Ce renvoi du gouvernement fédéral à la table à dessin survient par ailleurs le même jour où les actionnaires de Kinder Morgan, actuel propriétaire du projet d'oléoduc, votaient à 99 % en faveur de la vente du projet pétrolier et de ses biens connexes.
M. Morneau a d'ailleurs fait savoir qu'Ottawa s'attendait à ce que ce processus soit accompli dès vendredi.
« Le projet Trans Mountain représente des milliers d'emplois bien payés pour les Canadiens de la classe moyenne » et permettra « d'obtenir le juste prix pour nos ressources naturelles », en plus de « diversifier les marchés d'exportation » de l'or noir albertain, a assuré le ministre.
La faute, a encore dit M. Morneau, incombe au processus d'évaluation environnementale remontant aux années Harper, un processus « dysfonctionnel », a-t-il soutenu.
« Nous tentons d'améliorer [ce système]; la Cour nous a donné de bons conseils pour les prochaines étapes du projet, et nous tentons de l'améliorer », y compris en ce qui concerne les consultations effectuées auprès des communautés des Premières Nations.
Dans son jugement, la Cour soutient que l'évaluation du projet par l'Office national de l'énergie (ONE) était tellement imparfaite que le cabinet de Justin Trudeau n'aurait pas dû s'y fier lorsqu'il a donné son approbation finale en novembre 2016.

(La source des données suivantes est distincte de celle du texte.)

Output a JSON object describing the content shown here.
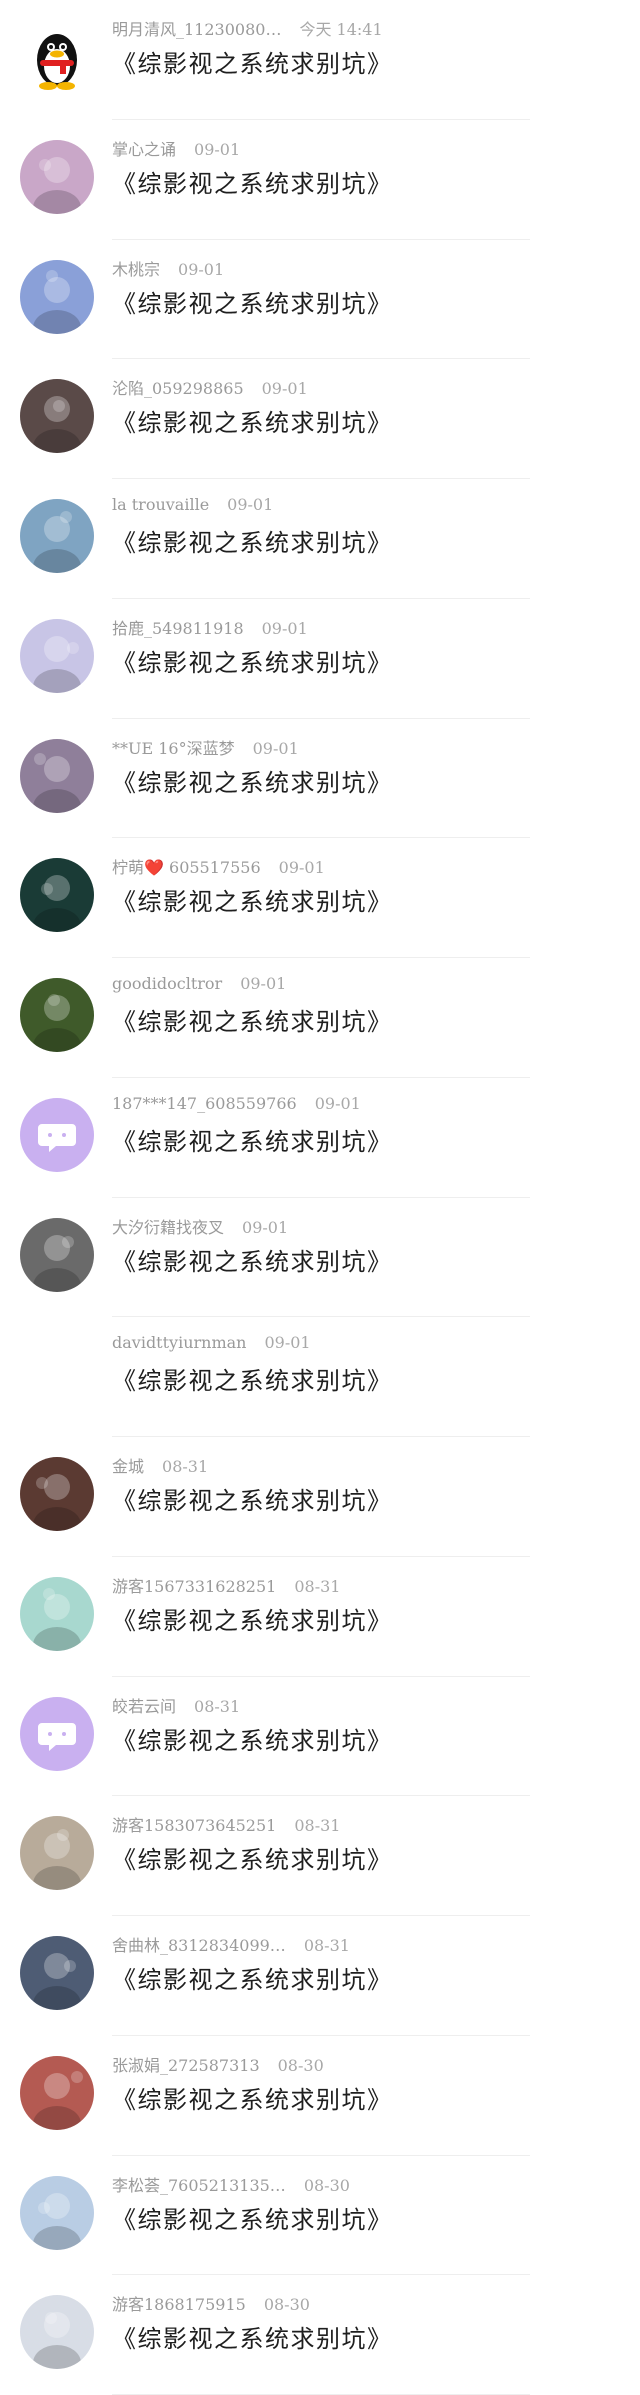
{
  "messages": [
    {
      "name": "明月清风_11230080…",
      "time": "今天 14:41",
      "text": "《综影视之系统求别坑》",
      "avatar": "qq-penguin-icon",
      "color": "#ffffff"
    },
    {
      "name": "掌心之诵",
      "time": "09-01",
      "text": "《综影视之系统求别坑》",
      "avatar": "photo",
      "color": "#c9a7c8"
    },
    {
      "name": "木桃宗",
      "time": "09-01",
      "text": "《综影视之系统求别坑》",
      "avatar": "photo",
      "color": "#8aa0d8"
    },
    {
      "name": "沦陷_059298865",
      "time": "09-01",
      "text": "《综影视之系统求别坑》",
      "avatar": "photo",
      "color": "#5a4a48"
    },
    {
      "name": "la trouvaille",
      "time": "09-01",
      "text": "《综影视之系统求别坑》",
      "avatar": "photo",
      "color": "#7fa4c2"
    },
    {
      "name": "拾鹿_549811918",
      "time": "09-01",
      "text": "《综影视之系统求别坑》",
      "avatar": "photo",
      "color": "#c8c5e6"
    },
    {
      "name": "**UE 16°深蓝梦",
      "time": "09-01",
      "text": "《综影视之系统求别坑》",
      "avatar": "photo",
      "color": "#8f7f9a"
    },
    {
      "name": "柠萌❤️ 605517556",
      "time": "09-01",
      "text": "《综影视之系统求别坑》",
      "avatar": "photo",
      "color": "#1a3b36"
    },
    {
      "name": "goodidocltror",
      "time": "09-01",
      "text": "《综影视之系统求别坑》",
      "avatar": "photo",
      "color": "#3f5a2a"
    },
    {
      "name": "187***147_608559766",
      "time": "09-01",
      "text": "《综影视之系统求别坑》",
      "avatar": "default-chat-icon",
      "color": "#c9b0f0"
    },
    {
      "name": "大汐衍籍找夜叉",
      "time": "09-01",
      "text": "《综影视之系统求别坑》",
      "avatar": "photo",
      "color": "#6a6a6a"
    },
    {
      "name": "davidttyiurnman",
      "time": "09-01",
      "text": "《综影视之系统求别坑》",
      "avatar": "blank",
      "color": "#ffffff"
    },
    {
      "name": "金城",
      "time": "08-31",
      "text": "《综影视之系统求别坑》",
      "avatar": "photo",
      "color": "#5b3a32"
    },
    {
      "name": "游客1567331628251",
      "time": "08-31",
      "text": "《综影视之系统求别坑》",
      "avatar": "photo",
      "color": "#a8d8cf"
    },
    {
      "name": "皎若云间",
      "time": "08-31",
      "text": "《综影视之系统求别坑》",
      "avatar": "default-chat-icon",
      "color": "#c9b0f0"
    },
    {
      "name": "游客1583073645251",
      "time": "08-31",
      "text": "《综影视之系统求别坑》",
      "avatar": "photo",
      "color": "#b8ab9a"
    },
    {
      "name": "舍曲林_8312834099…",
      "time": "08-31",
      "text": "《综影视之系统求别坑》",
      "avatar": "photo",
      "color": "#4e5c74"
    },
    {
      "name": "张淑娟_272587313",
      "time": "08-30",
      "text": "《综影视之系统求别坑》",
      "avatar": "photo",
      "color": "#b45a52"
    },
    {
      "name": "李松荟_7605213135…",
      "time": "08-30",
      "text": "《综影视之系统求别坑》",
      "avatar": "photo",
      "color": "#b9cde4"
    },
    {
      "name": "游客1868175915",
      "time": "08-30",
      "text": "《综影视之系统求别坑》",
      "avatar": "photo",
      "color": "#d8dde6"
    }
  ]
}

Le tribunal mentionne par ailleurs que les Premières Nations n'ont pas été suffisamment consultées dans le cadre du développement du projet.
Questionné à ces sujets, le ministre Morneau a réitéré qu'Ottawa souhaitait « aller de l'avant » avec le projet, et que le processus d'évaluation environnementale faisait l'objet « d'améliorations ».

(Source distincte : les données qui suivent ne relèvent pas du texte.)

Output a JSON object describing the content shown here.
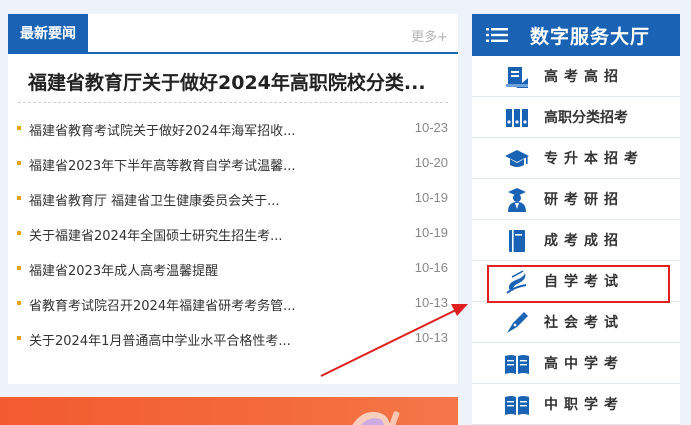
{
  "news": {
    "tab_label": "最新要闻",
    "more_label": "更多+",
    "headline": "福建省教育厅关于做好2024年高职院校分类...",
    "items": [
      {
        "title": "福建省教育考试院关于做好2024年海军招收...",
        "date": "10-23"
      },
      {
        "title": "福建省2023年下半年高等教育自学考试温馨...",
        "date": "10-20"
      },
      {
        "title": "福建省教育厅 福建省卫生健康委员会关于...",
        "date": "10-19"
      },
      {
        "title": "关于福建省2024年全国硕士研究生招生考...",
        "date": "10-19"
      },
      {
        "title": "福建省2023年成人高考温馨提醒",
        "date": "10-16"
      },
      {
        "title": "省教育考试院召开2024年福建省研考考务管...",
        "date": "10-13"
      },
      {
        "title": "关于2024年1月普通高中学业水平合格性考...",
        "date": "10-13"
      }
    ]
  },
  "hall": {
    "title": "数字服务大厅",
    "items": [
      {
        "label": "高考高招",
        "icon": "exam-paper-icon"
      },
      {
        "label": "高职分类招考",
        "icon": "binders-icon"
      },
      {
        "label": "专升本招考",
        "icon": "graduation-cap-icon"
      },
      {
        "label": "研考研招",
        "icon": "graduate-student-icon"
      },
      {
        "label": "成考成招",
        "icon": "book-icon"
      },
      {
        "label": "自学考试",
        "icon": "pen-nib-logo-icon"
      },
      {
        "label": "社会考试",
        "icon": "fountain-pen-icon"
      },
      {
        "label": "高中学考",
        "icon": "open-book-icon"
      },
      {
        "label": "中职学考",
        "icon": "open-book-icon"
      }
    ]
  },
  "colors": {
    "primary": "#1a63b4",
    "bullet": "#e8a317",
    "highlight": "#e02020",
    "banner": "#f25b2f"
  }
}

Il n'a toutefois pas offert de précisions sur ces améliorations ni sur les méthodes qui seraient employées pour s'assurer d'obtenir l'approbation des tribunaux, y compris en matière de consultation des Premières Nations.
Pour le ministre Morneau, il ne fait néanmoins aucun doute qu'Ottawa trouvera preneur pour son projet, « lorsque le gouvernement aura éliminé les risques politiques ». M. Morneau parlait ici des vives tensions entre les gouvernements de l'Alberta et de la Colombie-Britannique, après que le gouvernement de Victoria eut entamé des recours judiciaires contre Edmonton pour bloquer l'oléoduc, en invoquant la protection environnementale.

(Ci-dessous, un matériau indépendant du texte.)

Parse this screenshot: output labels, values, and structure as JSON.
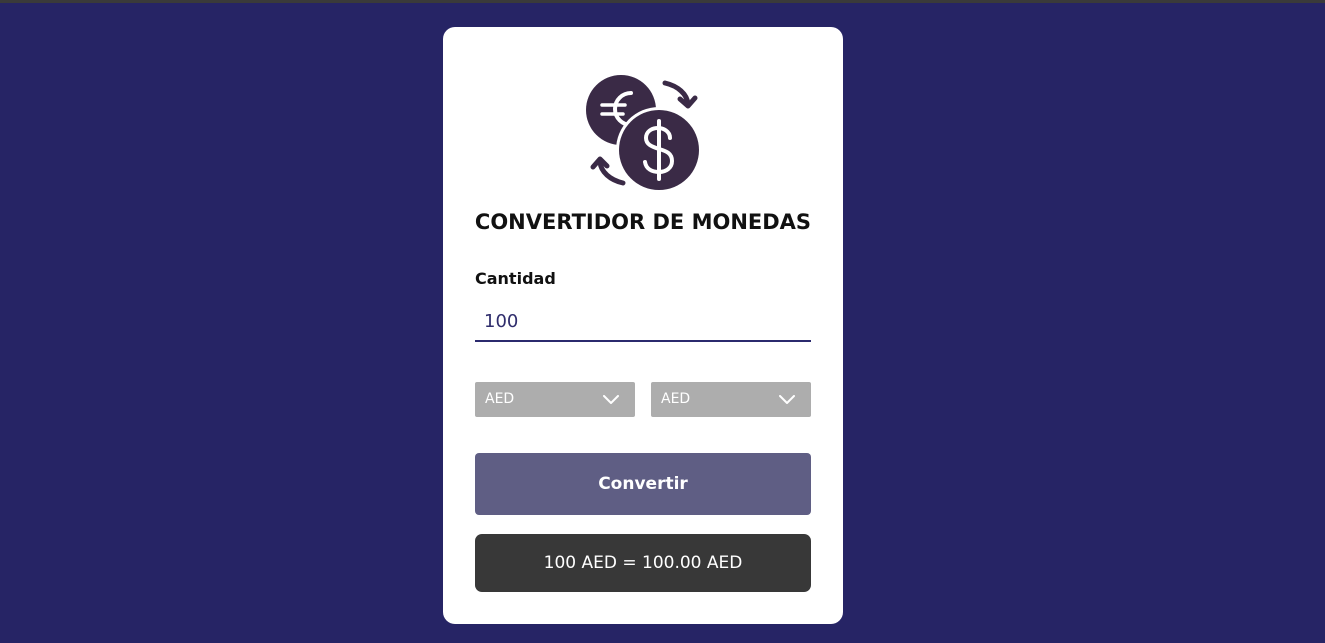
{
  "app": {
    "title": "CONVERTIDOR DE MONEDAS",
    "logo_icon": "currency-exchange-icon"
  },
  "amount": {
    "label": "Cantidad",
    "value": "100"
  },
  "from_currency": {
    "selected": "AED",
    "icon": "chevron-down-icon"
  },
  "to_currency": {
    "selected": "AED",
    "icon": "chevron-down-icon"
  },
  "convert_button": {
    "label": "Convertir"
  },
  "result": {
    "text": "100 AED = 100.00 AED"
  },
  "colors": {
    "background": "#262465",
    "card": "#ffffff",
    "icon": "#3a2a46",
    "button": "#5f5e84",
    "select": "#adadad",
    "result": "#383838"
  }
}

L'affaire a failli dégénérer en guerre commerciale interprovinciale, l'Alberta menaçant ainsi de boycotter le vin britanno-colombien, voire de cesser d'alimenter la province voisine en pétrole.

Le projet permettra l'acheminement de 890 000 barils de bitume vers la côte de la Colombie-Britannique, soit trois fois plus qu’à l’heure actuelle.
Photo : Reuters / Dennis Owen
« Échec total », clament les conservateurs
Le chef du Parti conservateur du Canada, Andrew Scheer, n'a pas raté l'occasion de critiquer le gouvernement Trudeau pour ses déboires dans le dossier Trans Mountain.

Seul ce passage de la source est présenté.